Prof. Haluk Topaloğlu is one of the leading experts on pediatric neurology, particularly specializing on neuromuscular diseases. Prof. Topaloğlu currently works at Yeditepe University Medical School Department of Pediatrics.
We welcome your participation in Prof. Topaloğlu’s seminar on rare neuromuscular diseases and new therapeutic approaches.
Introducing Prof. Haluk Topaloğlu
Prof. Haluk Topaloğlu graduated from Hacettepe University School of Medicine in Ankara, Turkey in 1978 and completed his specialty in Pediatrics at the same Institute in 1982.
Between 1984 and 1985, he trained in Child Neurology at Alberta Children’s Hospital, University of Calgary, Canada. He completed a fellowship as the Christian Saunders memorial fellow at the Royal Post Graduate Medical School in London, UK in 1994-1995.
He is a British Council and ’Association Française contre les Myopathies (AFM)’ scholar. Dr. Topaloğlu has received several national and international awards including the Turkish Scientific and Research Council (TUBİTAK) award in 2003 and the Italian Gaetano Conte prize in 2015 for his lifetime contributions to clinical and basic research in muscle diseases. He is a member of the Turkish Academy of Sciences (TÜBA).
He served as the Secretary of the World Muscle Society (WMS) from 2001-2019 and worked on the Executive Boards of the International Child Neurology Society (ICNA), Infantile Seizure Society (ISS), Asian and Oceanian Child Neurology Association (AOCNA), Mediterranean Society of Myology (MSM) and is currently Co-chair of the ICNA Neurology through Art and Time (NTAT) Humanities Committee.
He has aided in the development of novel genetic therapies for Pediatric neuromuscular disorders such as SMA and DMD. Professor Topaloglu’s h-index is over 65. He is on the editorial boards of Neuropediatrics, Journal of Neuromuscular Diseases, Annals of Child Neurology Society and is currently Associate Editor of the Neuromuscular Disorders journal.
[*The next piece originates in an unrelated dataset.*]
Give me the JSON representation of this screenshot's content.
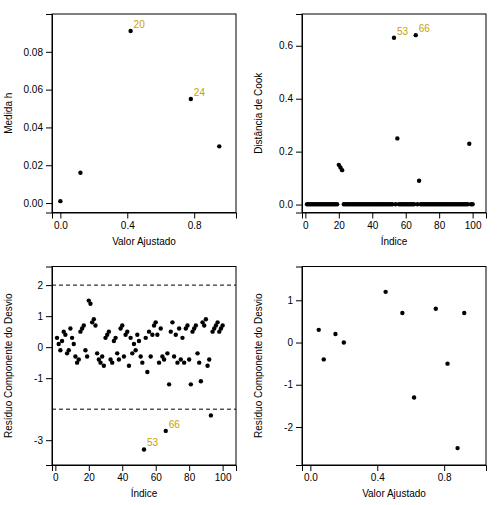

He currently a faculty member in the Dept. of Pediatrics and Child Neurology at Yeditepe University in Istanbul.
Seminar abstract
Molecular treatments of Duchenne muscular dystrophy (DMD) are approaching. Reading through the stop codon was the first molecular approach. These were followed by efforts towards gene therapy and exon skipping. I have particular interest in exon skipping, an approach which has more than 15 years of background. There are several promising clinical trials based on earlier work. The overall aim is to be able to lead production of enough dystrophin protein to change the rate of progression and create a shift. Some of these molecules already have at least conditional approval by health authorities, however we still need new accumulating data.